Task fixation is a part of our biological programming, and it serves us well in our ability to devote our considerable cognitive power to ever more complicated tasks. But, unless you live an existence where you never have to concentrate on anything, task fixation means you simply cannot maintain Code Yellow awareness every second of the day. Recognizing this reality and training yourself to compensate for it is an important step toward staying safe.

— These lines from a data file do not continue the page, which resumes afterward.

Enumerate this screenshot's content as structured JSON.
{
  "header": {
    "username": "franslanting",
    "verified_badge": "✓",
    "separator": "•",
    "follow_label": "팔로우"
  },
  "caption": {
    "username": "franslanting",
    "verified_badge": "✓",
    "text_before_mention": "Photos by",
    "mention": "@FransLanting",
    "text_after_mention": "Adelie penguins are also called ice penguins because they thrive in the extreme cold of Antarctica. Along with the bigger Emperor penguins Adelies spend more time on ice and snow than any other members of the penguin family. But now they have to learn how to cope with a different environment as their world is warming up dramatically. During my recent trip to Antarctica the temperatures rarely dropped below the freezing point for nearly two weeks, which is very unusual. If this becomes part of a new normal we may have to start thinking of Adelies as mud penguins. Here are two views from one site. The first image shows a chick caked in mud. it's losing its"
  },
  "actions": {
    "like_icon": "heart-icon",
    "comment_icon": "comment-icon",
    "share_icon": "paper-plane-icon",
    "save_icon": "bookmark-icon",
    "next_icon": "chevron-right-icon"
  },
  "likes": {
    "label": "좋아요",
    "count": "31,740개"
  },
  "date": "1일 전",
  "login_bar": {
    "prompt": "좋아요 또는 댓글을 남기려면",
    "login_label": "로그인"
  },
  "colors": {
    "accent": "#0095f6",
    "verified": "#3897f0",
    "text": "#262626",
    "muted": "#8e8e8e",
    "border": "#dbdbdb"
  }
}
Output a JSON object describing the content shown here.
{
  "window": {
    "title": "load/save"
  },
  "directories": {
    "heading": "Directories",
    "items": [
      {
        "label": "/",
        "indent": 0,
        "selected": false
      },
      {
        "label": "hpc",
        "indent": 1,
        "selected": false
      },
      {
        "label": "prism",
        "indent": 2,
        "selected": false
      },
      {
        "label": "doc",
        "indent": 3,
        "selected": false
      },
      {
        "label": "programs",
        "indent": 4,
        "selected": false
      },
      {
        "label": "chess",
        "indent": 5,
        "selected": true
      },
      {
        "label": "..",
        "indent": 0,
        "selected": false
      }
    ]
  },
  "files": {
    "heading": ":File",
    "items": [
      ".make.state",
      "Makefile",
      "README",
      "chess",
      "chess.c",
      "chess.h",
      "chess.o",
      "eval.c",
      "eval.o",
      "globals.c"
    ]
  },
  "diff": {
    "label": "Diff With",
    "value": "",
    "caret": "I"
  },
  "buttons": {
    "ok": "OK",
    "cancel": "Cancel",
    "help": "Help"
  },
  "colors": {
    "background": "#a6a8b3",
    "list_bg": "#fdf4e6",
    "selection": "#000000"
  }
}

Photo credit: stock.xchng (by singing)


  1. Thanks! Great ideas as always. Friends often ask me why I insist on locked doors, both house and car, all the time. I can’t say I ever put it together with this task focus problem, but it fits. Just always seemed like a fairly reliable way to avoid being vulnerable and, of course, free to concentrate on all the other things I do.

    • I think a lot of people don’t consider the problem of task fixation because we think we can multitask effectively. Realizing that what we perceive as multitasking is really just our brains context-switching very rapidly helps us understand that we really CAN’T focus on two things at once.

      Thanks for your comment, my friend!

      • Actually, I’ve always had a serious “one track mind” and never considered trying to “multi task” at all… just recognized that I had to shift rapidly from one thing to another, especially during my nursing days – and it was often very frustrating since I’d rather do one thing at a time well, than four things poorly. And I’ve always hated distractions. 🙂

        I think that I have always taken precautions such as you suggest, simply because I KNEW I could not pay attention to more than one thing.

        But I agree that far too many people don’t realize that and leave themselves vulnerable needlessly. Just one more thing to add to our training bag. 🙂 And I intend to write that into my class material in greater detail as well.

  2. Merrie says:

    I couldn’t agree more with this post! I find it terribly difficult to remain aware of my surroundings while strapping the 2 yo in his car seat, especially when he isn’t the most cooperative! Even though I have “played” out a situation a thousand times in my head it’s nice to be reminded of the essential tips of getting it done quickly and safely! Thank You!

    • I can relate to your challenge accomplishing these tasks quickly, Merrie – been there, done that, especially when out and about with my good friend who’s got a five year old and three-year-old twins. 🙂 Something that works for me is to consciously interrupt my task periodically to “refresh” my situational awareness picture with a quick scan. It’s not perfect, but it works just like breaking a task into pieces does.

      Another strategy is to mentally “clear” a larger swath around you before you start the task. If a task will take you thirty seconds to complete, and you’ve mentally cleared all threats that are close enough to reach you in that timeframe, you’re probably fairly safe during your period of task fixation. This technique works best, I think, when you’re in fairly open surroundings without a lot of people nearby. If you’re in the middle of a 200 acre field with nobody around, you’re unlikely to be attacked, after all. 🙂

      Thanks for reading and commenting!